The characteristic lesions of Wernicke’s encephalopathy can be found at the level of both thalami, periaqueductal areas of the third ventricle, floor of the fourth ventricle, tectal area of the midbrain, cerebellar vermis and mammillary bodies – especially. These specific lesions have a low signal intensity on T1-weighted images and increased signal intensity on T2-weighted images. CT scans images cannot reveal sustainable data about the structures situated in the posterior cranial fossa and the base of the brain, thus some Axial FLAIR and T2-weighted MRI images should have been obtain for revealing the characteristic lesions at the level of the mammillary bodies – if present.

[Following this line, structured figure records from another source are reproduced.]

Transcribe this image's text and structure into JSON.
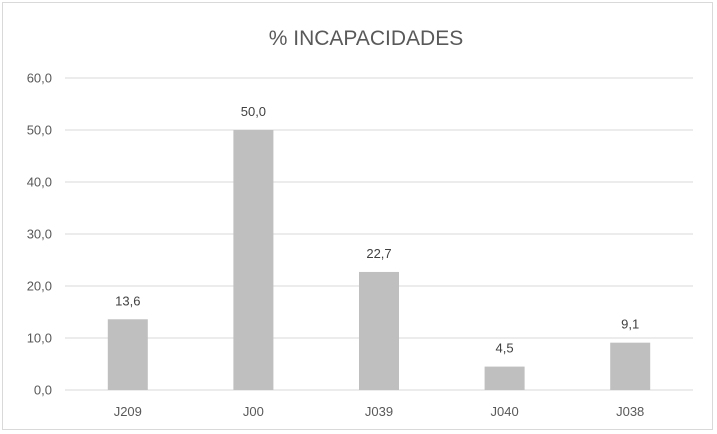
{
  "chart_data": {
    "type": "bar",
    "title": "% INCAPACIDADES",
    "categories": [
      "J209",
      "J00",
      "J039",
      "J040",
      "J038"
    ],
    "values": [
      13.6,
      50.0,
      22.7,
      4.5,
      9.1
    ],
    "value_labels": [
      "13,6",
      "50,0",
      "22,7",
      "4,5",
      "9,1"
    ],
    "y_ticks": [
      0,
      10,
      20,
      30,
      40,
      50,
      60
    ],
    "y_tick_labels": [
      "0,0",
      "10,0",
      "20,0",
      "30,0",
      "40,0",
      "50,0",
      "60,0"
    ],
    "ylim": [
      0,
      60
    ],
    "grid": true,
    "legend": "none",
    "bar_color": "#bfbfbf",
    "grid_color": "#d9d9d9",
    "text_color": "#595959"
  }
}
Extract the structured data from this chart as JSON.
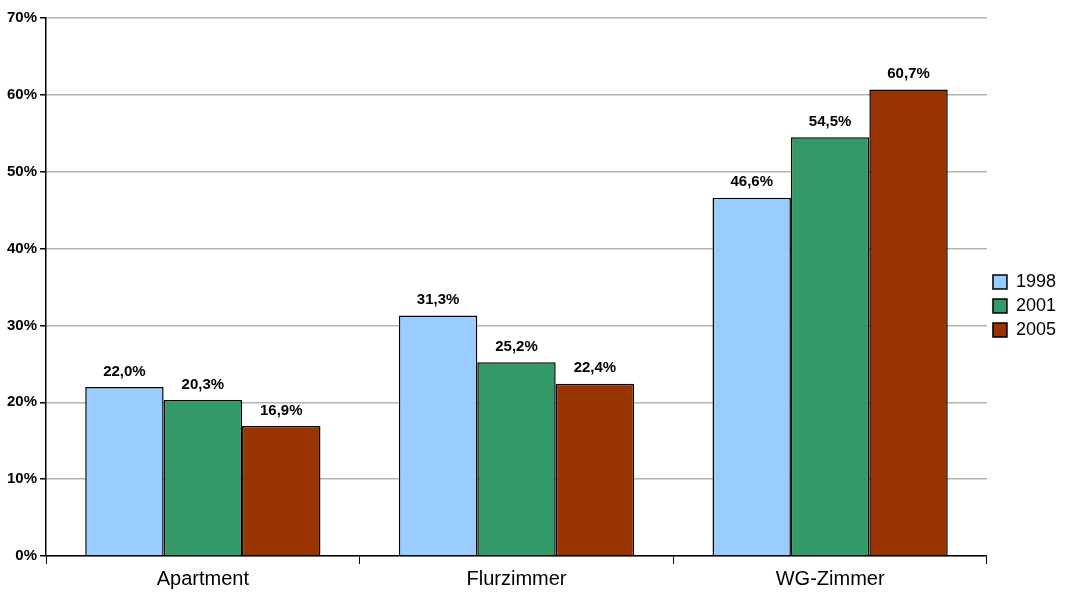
{
  "chart_data": {
    "type": "bar",
    "categories": [
      "Apartment",
      "Flurzimmer",
      "WG-Zimmer"
    ],
    "series": [
      {
        "name": "1998",
        "color": "#99ccff",
        "values": [
          22.0,
          31.3,
          46.6
        ],
        "value_labels": [
          "22,0%",
          "31,3%",
          "46,6%"
        ]
      },
      {
        "name": "2001",
        "color": "#339966",
        "values": [
          20.3,
          25.2,
          54.5
        ],
        "value_labels": [
          "20,3%",
          "25,2%",
          "54,5%"
        ]
      },
      {
        "name": "2005",
        "color": "#993300",
        "values": [
          16.9,
          22.4,
          60.7
        ],
        "value_labels": [
          "16,9%",
          "22,4%",
          "60,7%"
        ]
      }
    ],
    "ylim": [
      0,
      70
    ],
    "yticks": [
      {
        "value": 0,
        "label": "0%"
      },
      {
        "value": 10,
        "label": "10%"
      },
      {
        "value": 20,
        "label": "20%"
      },
      {
        "value": 30,
        "label": "30%"
      },
      {
        "value": 40,
        "label": "40%"
      },
      {
        "value": 50,
        "label": "50%"
      },
      {
        "value": 60,
        "label": "60%"
      },
      {
        "value": 70,
        "label": "70%"
      }
    ],
    "grid": "y",
    "legend": "right"
  }
}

Wernicke’s encephalopathy is a medical emergency, and if not recognized and treated promptly, it is associated with progression to irreversible Korsakoff psychosis (consisting of confabulation and anterograde memory deficits), dementia or even death.

Conclusions

The diagnosis of Wernicke’s encephalopathy is often difficult, because of the clinical heterogeneity. The prognosis is very severe, leading to disabling persistent dysfunction and, in 20% of cases, to death. The proper management for rapid interventions in this life-threatening disorder involves complex teamwork, psychiatrists, neurologists, internal medicine specialists and appropriate medical imaging. 

Conflict of interest: There are no conflicts of interest.

Acknowledgments: We thank the patient and his family for their willingness to participate.